Republic acquires crowdfunding media agency Arora Project in ‘multimillion-dollar deal’

Off the heels of a $150 million Series B fundraise, New York-based investing platform Republic has acquired Arora Project, an equity crowdfunding media agency that helps startups create and launch campaigns. Krishan Arora, CEO and founder at Arora Project, declined to tip TechCrunch the total transaction amount but said that it was a “large, multimillion dollar deal.”

Republic, which is now five years old, is perhaps best known for facilitating crowdfunding campaigns for startups and small businesses under Reg CF, a rule that allows non-accredited investors to participate in private funding rounds. The startup’s reputation grew when the SEC recently raised the cap for how much money can be raised through a Reg CF, from $1.07 million to $5 million per year, ushering in a new wave of startups that can raise meaningful money from their communities.

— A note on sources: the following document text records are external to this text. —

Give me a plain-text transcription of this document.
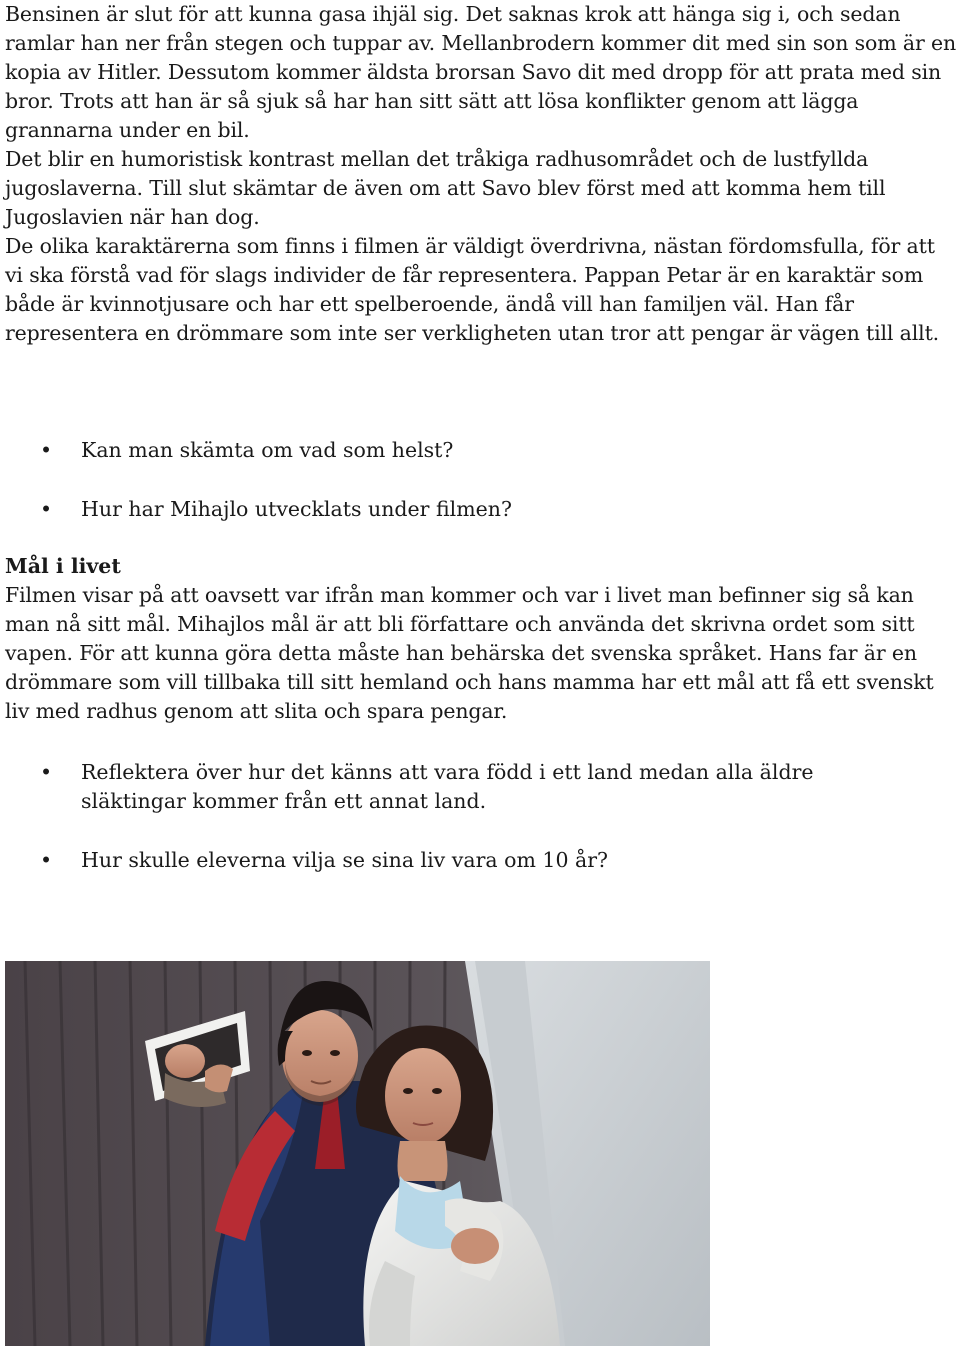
Bensinen är slut för att kunna gasa ihjäl sig. Det saknas krok att hänga sig i, och sedan ramlar han ner från stegen och tuppar av. Mellanbrodern kommer dit med sin son som är en kopia av Hitler. Dessutom kommer äldsta brorsan Savo dit med dropp för att prata med sin bror. Trots att han är så sjuk så har han sitt sätt att lösa konflikter genom att lägga grannarna under en bil.

Det blir en humoristisk kontrast mellan det tråkiga radhusområdet och de lustfyllda jugoslaverna. Till slut skämtar de även om att Savo blev först med att komma hem till Jugoslavien när han dog.

De olika karaktärerna som finns i filmen är väldigt överdrivna, nästan fördomsfulla, för att vi ska förstå vad för slags individer de får representera. Pappan Petar är en karaktär som både är kvinnotjusare och har ett spelberoende, ändå vill han familjen väl. Han får representera en drömmare som inte ser verkligheten utan tror att pengar är vägen till allt.

• Kan man skämta om vad som helst?
• Hur har Mihajlo utvecklats under filmen?

Mål i livet

Filmen visar på att oavsett var ifrån man kommer och var i livet man befinner sig så kan man nå sitt mål. Mihajlos mål är att bli författare och använda det skrivna ordet som sitt vapen. För att kunna göra detta måste han behärska det svenska språket. Hans far är en drömmare som vill tillbaka till sitt hemland och hans mamma har ett mål att få ett svenskt liv med radhus genom att slita och spara pengar.

• Reflektera över hur det känns att vara född i ett land medan alla äldre släktingar kommer från ett annat land.
• Hur skulle eleverna vilja se sina liv vara om 10 år?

Arora Project is built off of the same tailwinds. The Miami-based startup is a digital media agency, paired with an angel syndicate, that helps companies build campaigns to eventually post on crowdfunding platforms like WeFunder, StartEngine or Republic. It has helped founders raise more than $100 million in capital since being founded in 2016.

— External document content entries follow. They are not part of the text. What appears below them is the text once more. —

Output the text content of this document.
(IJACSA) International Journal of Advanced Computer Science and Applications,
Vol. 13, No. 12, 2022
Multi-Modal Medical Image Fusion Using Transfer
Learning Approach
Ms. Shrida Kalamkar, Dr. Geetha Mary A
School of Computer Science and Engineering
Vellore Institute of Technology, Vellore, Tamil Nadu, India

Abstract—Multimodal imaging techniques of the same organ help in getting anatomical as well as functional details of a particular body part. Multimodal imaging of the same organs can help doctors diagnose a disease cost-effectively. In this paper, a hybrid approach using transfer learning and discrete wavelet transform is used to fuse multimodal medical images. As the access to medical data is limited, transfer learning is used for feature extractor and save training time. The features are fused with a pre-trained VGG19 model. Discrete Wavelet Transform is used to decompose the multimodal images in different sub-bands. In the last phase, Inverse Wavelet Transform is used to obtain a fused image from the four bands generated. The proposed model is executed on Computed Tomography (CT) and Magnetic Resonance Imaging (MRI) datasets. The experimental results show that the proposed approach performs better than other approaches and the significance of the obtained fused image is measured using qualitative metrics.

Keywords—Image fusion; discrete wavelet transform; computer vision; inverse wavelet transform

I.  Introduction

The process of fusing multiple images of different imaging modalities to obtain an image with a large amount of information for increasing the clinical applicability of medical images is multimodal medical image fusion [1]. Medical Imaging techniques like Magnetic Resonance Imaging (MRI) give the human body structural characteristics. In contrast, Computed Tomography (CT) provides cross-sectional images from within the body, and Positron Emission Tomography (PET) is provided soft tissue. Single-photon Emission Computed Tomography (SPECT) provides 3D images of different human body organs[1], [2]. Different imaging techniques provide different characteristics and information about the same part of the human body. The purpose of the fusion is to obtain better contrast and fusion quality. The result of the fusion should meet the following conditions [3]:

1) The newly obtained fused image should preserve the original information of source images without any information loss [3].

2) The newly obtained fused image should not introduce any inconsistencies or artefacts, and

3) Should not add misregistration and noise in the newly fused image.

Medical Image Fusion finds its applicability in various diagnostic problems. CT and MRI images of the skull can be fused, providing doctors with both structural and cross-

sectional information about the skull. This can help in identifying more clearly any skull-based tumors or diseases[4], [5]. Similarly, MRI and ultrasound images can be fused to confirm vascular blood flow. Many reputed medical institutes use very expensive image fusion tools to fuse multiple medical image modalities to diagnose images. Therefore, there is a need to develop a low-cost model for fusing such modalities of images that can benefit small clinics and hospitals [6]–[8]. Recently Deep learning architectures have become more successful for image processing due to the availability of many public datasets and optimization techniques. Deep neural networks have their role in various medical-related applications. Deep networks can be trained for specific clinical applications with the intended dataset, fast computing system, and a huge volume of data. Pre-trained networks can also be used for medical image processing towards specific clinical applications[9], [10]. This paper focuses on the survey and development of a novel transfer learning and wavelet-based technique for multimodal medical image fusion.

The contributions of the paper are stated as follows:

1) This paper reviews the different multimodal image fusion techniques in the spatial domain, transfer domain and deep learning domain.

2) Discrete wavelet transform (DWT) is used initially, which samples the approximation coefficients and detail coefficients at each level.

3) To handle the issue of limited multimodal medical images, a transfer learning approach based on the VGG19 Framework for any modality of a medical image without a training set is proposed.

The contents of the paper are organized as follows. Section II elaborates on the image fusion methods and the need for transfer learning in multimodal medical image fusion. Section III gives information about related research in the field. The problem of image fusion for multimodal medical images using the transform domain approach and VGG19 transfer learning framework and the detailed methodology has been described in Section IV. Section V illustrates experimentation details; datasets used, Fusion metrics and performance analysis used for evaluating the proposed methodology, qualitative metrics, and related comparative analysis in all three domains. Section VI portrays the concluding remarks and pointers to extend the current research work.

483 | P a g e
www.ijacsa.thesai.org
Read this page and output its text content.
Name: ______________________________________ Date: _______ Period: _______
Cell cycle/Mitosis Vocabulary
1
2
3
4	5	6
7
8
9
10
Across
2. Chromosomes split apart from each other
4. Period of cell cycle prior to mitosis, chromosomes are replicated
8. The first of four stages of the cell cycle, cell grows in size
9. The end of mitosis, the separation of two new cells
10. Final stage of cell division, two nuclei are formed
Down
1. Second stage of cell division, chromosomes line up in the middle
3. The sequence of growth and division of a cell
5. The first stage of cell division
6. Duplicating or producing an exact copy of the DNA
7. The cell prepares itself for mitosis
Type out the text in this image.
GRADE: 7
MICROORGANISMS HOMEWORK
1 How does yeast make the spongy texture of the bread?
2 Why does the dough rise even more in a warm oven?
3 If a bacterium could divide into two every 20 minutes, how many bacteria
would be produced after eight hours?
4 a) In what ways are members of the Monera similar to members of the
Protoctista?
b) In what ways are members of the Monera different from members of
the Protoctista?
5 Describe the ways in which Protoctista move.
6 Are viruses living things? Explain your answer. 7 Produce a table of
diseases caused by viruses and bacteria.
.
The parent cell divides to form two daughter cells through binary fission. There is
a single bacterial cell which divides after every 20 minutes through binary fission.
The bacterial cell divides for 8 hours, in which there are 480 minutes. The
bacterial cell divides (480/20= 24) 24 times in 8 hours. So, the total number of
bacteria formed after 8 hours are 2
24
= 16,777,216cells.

“We’re sort of the management consultants of the space,” said Arora. “Founders come to us, we put them on the right platform, create all the content, run the acquisition of the data analytics and get them the money they need so they can focus on running the business instead of the fundraise.” The acquisition now means that Arora will be in an exclusive partnership with Republic

Arora Project will first bring marketing chops to the retail, equity crowdfunding investment side of Republic’s business. Down the road, Arora will integrate into Republic’s other sub companies, which include a private capital division, blockchain incubator and fund, and eventually, a compliance-focused marketplace for digital securities.

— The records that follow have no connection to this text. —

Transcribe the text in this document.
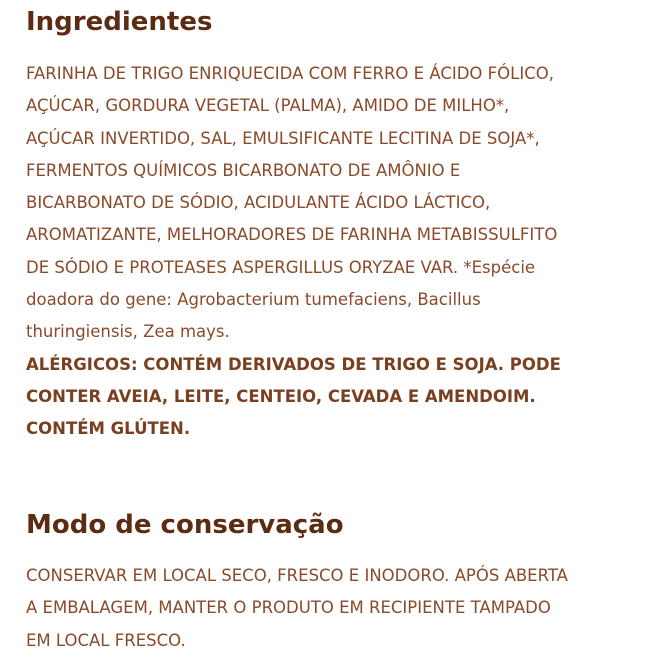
Ingredientes
FARINHA DE TRIGO ENRIQUECIDA COM FERRO E ÁCIDO FÓLICO,
AÇÚCAR, GORDURA VEGETAL (PALMA), AMIDO DE MILHO*,
AÇÚCAR INVERTIDO, SAL, EMULSIFICANTE LECITINA DE SOJA*,
FERMENTOS QUÍMICOS BICARBONATO DE AMÔNIO E
BICARBONATO DE SÓDIO, ACIDULANTE ÁCIDO LÁCTICO,
AROMATIZANTE, MELHORADORES DE FARINHA METABISSULFITO
DE SÓDIO E PROTEASES ASPERGILLUS ORYZAE VAR. *Espécie
doadora do gene: Agrobacterium tumefaciens, Bacillus
thuringiensis, Zea mays.
ALÉRGICOS: CONTÉM DERIVADOS DE TRIGO E SOJA. PODE
CONTER AVEIA, LEITE, CENTEIO, CEVADA E AMENDOIM.
CONTÉM GLÚTEN.
Modo de conservação
CONSERVAR EM LOCAL SECO, FRESCO E INODORO. APÓS ABERTA
A EMBALAGEM, MANTER O PRODUTO EM RECIPIENTE TAMPADO
EM LOCAL FRESCO.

Last week, Indiegogo announced that it will begin to more closely screen crowdfunding campaigns on its platform. While Republic focuses more on equity crowdfunding campaigns versus Indiegogo’s specialty of rewards-based and donation-based crowdfunding, the news triggered questions on the future of moderation within the broader crowdfunding world. Arora Project boasts that it has a “rigorous vetting process” and accepts less than 10% of applications that it receives every month. Republic Chief of Staff Kyle McCormick said that the marketplace is “an entirely different beast” than Indiegogo.

“Even though we may share users with platforms like Kickstarter and Indiegogo, we’re going after a different part of that user’s wallet — their investable assets on which they hope to make a return. Not checking for fraud (at a bare minimum) would be deeply negligent,” McCormick then said. He admitted that there are still challenges with this model: “How do we deliver quality in a scalable way? How do we support venture-backed companies without mirroring gender and race biases in venture capital? All things we think about everyday.”

Founder Arora says that quality assurance is certainly one of his goals, in addition to driving overall deal volume and total investment volume on the platform.

Republic has always been a more curated platform due to its focus, but Arora Project and future acquisitions could help it find better ways to answer some of these questions — either by introducing a new cohort of investors to its platform, or by helping more startups launch campaigns that balance transparency with ambition.